Mark Twain Was Right

Everyone knows that old wag by Mark Twain that goes There are three kinds of lies: lies, damned lies and statistics. Truer words were never spoken. It's not so much that people who use statistics are trying to lie. Instead, in many cases statistics are used inappropriately and lend too much gravitas and certainty to an unknown situation. Unlike scientists, business people rarely make inquires as to research methods and models. If there are numbers in front of us, it's much easier to believe whatever point someone is trying to make. We tend not to question the statistics in the same way we would a financial information.

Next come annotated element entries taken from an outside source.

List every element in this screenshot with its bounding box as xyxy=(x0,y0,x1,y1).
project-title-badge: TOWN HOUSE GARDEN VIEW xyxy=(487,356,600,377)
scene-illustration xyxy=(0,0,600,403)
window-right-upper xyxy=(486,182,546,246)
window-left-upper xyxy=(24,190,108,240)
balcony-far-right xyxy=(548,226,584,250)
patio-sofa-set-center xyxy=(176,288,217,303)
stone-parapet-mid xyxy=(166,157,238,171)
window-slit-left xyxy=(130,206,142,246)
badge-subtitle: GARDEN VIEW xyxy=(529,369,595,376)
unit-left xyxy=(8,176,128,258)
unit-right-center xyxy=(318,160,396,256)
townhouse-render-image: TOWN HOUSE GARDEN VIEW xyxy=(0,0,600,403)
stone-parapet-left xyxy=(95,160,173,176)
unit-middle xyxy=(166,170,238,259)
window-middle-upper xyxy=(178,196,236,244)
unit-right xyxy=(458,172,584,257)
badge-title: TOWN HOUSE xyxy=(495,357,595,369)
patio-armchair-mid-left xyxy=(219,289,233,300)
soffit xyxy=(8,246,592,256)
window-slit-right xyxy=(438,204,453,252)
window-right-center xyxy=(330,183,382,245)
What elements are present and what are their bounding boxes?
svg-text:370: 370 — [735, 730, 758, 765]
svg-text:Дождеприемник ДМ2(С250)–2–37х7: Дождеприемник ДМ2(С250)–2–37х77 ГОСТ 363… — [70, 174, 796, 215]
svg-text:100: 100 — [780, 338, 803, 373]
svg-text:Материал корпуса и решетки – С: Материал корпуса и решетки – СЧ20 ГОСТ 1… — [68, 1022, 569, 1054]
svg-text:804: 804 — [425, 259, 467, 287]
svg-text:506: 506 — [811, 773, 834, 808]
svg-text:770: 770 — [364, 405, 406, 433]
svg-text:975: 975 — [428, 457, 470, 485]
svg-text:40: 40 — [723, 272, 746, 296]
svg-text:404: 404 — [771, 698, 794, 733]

So why the rant? The trigger was a rather good article I read in InfoStor. The article was examining the shift from older storage protocols such as parallel SCSI and ATA to more modern ones such as SAS or SATA. I absolutely agree with the premise that we are shifting away from parallel protocols - a vestige of the ancient world in computing terms - to serial ones. I also agree that it is happening rapidly. So far, I'm completely on-board.

What caused me to get seasick was not the article per se but the graphics that accompanied it. They had two sets of pie charts, showing changes in the market share of the different storage protocols from 2006 through 2009. What was jarring was how different they were.

Now, I can understand perfectly how the 2008 and 2009 numbers could be very different. Different forecast models will yield different results. It's why it is important to understand the model used in quantitative research before using the information to make a decision. It is a prediction that looks more precise because it uses numbers instead of words. If I said that by 2009 SAS and SATA would comprise the majority of the storage protocol market, it would be easy to discount it as my opinion, no matter how informed that opinion was. If I told you that “Research shows that SAS will encompass 45% of the market and the next largest share would be SATA at 30%” it would sound much more believable. They are both predictions but the latter sounds more credible because I used some numbers. The assumptions underlying those numbers are rarely questioned. If you don't understand the model then you have no way of knowing if the numbers are just a guess or how good a guess they are.

What caught my eye was the difference in the 2006 numbers. For example, the parallel SCSI share percentages differed by roughly 6 percentage points (43% vs. 49%). This is a substantial gap, especially when it's not a forecast anymore. Now, I know how this works. How you count impacts the numbers. If you tally up the number of chips sold versus the number of ports sold, you will get different amounts. The former actually includes some future “ports” or other uses. One may overcount and the other undercount. It's also the case that these numbers are still part forecast. The last quarter for many companies has yet to be reported. Again, this is why understanding how these numbers are arrived at is tremendously important for decision makers.

In case someone may be thinking that this is a case of professional envy, put that out of your mind. I purposefully don't do quantitative research for this very reason. People should accept my opinions for what they are. Informed and insightful analysis but not certainty. Too many people accept relatively simple statistics as a sure thing, as truth. They're not and should be examined with a critical eye. Besides, the reported statistics are unusually simple. We tend to think that's enough. Basing any conclusion on a frequency distribution would be laughable in modern social science research.

I have nothing against statistics or the analysts that use them. In most cases, I have great respect for their insights. That doesn't mean that their methods should not be scrutinized by a consumer. As these charts show, not everything is what it seems and nothing should be taken on face value.